Anorectal anomaly: a review of 82 cases seen at JUTH, Nigeria.

BACKGROUND

The management of anorectal anomaly remains a challenge to Surgeons. This study was carried out to determine the pattern and outcome of management of anorectal malformations (ARM) in a Nigerian tertiary hospital.

PATIENTS AND METHODS

The clinical and operative records of consecutive children with anorectal anomaly managed between October 1990 and September 2000 at the Jos University Teaching Hospital, Jos, were reviewed.

RESULTS

There were 82 patients, (57.3%) males and 35 (42.3%) females (m:f=1.3:1).

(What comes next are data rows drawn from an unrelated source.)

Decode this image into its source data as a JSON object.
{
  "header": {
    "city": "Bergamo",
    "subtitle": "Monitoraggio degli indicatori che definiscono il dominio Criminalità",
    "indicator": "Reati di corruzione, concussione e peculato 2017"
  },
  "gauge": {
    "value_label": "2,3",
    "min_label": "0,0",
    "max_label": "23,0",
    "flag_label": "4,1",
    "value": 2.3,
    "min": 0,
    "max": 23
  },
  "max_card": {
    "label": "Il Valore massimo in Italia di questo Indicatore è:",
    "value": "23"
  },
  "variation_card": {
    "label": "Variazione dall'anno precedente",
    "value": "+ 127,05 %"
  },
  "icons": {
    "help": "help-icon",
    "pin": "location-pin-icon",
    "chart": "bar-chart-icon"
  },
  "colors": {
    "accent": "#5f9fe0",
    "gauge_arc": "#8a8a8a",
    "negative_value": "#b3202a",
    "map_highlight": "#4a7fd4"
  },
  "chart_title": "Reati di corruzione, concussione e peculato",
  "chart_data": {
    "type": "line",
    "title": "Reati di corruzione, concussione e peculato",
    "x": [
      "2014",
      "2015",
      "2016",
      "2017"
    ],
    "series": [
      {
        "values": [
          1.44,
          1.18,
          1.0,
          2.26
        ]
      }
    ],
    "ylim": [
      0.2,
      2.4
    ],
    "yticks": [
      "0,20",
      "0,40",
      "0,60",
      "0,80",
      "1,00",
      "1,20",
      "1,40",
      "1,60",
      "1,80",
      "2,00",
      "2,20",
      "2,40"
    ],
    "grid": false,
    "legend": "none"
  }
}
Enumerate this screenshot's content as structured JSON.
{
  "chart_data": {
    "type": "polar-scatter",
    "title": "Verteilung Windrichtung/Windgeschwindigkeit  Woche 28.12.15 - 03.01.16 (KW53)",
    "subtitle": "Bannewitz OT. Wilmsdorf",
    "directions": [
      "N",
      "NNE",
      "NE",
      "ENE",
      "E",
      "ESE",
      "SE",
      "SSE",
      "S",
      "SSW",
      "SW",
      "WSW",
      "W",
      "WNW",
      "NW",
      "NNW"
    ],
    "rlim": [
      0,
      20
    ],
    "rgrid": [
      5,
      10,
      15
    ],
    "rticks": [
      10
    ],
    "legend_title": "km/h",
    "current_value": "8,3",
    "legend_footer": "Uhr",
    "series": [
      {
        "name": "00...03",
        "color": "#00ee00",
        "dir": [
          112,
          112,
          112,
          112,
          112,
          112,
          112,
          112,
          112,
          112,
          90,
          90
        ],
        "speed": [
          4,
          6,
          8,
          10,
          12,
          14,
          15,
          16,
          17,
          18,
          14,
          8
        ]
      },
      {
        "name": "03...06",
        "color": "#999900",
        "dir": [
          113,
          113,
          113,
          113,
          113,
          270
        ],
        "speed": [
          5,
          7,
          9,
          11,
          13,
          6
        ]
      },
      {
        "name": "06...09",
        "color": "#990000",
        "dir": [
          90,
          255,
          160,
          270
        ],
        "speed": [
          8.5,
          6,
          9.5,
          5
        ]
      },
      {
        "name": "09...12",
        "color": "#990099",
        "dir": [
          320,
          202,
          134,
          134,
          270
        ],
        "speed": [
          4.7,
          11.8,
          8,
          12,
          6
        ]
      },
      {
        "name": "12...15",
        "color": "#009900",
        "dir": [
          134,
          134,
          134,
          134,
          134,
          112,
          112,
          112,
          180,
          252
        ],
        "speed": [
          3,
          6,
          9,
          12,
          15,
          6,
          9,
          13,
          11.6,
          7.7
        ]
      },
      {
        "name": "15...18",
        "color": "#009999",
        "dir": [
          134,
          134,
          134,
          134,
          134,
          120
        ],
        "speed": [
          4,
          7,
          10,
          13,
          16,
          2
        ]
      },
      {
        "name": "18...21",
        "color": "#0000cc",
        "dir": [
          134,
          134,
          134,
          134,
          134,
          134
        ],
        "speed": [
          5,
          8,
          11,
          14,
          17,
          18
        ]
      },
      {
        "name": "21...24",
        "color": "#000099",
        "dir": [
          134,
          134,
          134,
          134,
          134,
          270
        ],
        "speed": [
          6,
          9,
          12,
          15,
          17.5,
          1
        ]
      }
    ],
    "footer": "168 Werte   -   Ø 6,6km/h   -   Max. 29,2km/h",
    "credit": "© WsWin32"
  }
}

There were 20 (24.4%) cases each of the high and intermediate types, 40 (48.8%) low variety and 2 (2.4%) cases of persistent cloaca. The high type was proportionately commoner in the males. Less than one-third presented within 24 hours. Eighty three percent of patients (mainly males) presented in acute intestinal obstruction. Passage of stools from abnormal sites and "imperforate" anus were complaints in 60 (73.1%) patients each. A total of 63 patients had definitive corrective procedure. Four patients with stenotic anus were treated by serial anal dilatations while 29 with low anomaly had anoplasty during the neonatal period. Twenty eight patients with intermediate or high anomalies or persistent cloaca had definitive repair or pull-through operations carried out 6-12 months after an initial colostomy. The definitive pull-through operations included abdominoperineal pull-through in 11 patients, PSARP in 15, while 2 girls with persistent cloaca had posterior sagittal anorectovaginoure-throplasty (PSARVUP). Twenty nine children were fully continent of stools after surgery; three patients developed occasional faecal soiling; while six patients had faecal incontinence.

CONCLUSION

Anorectal anomaly is common, but presentation is late in our environment. Although mortality rate was high (26%), early results of definitive operation among survivors were generally good after a mean follow-up period of 19 months.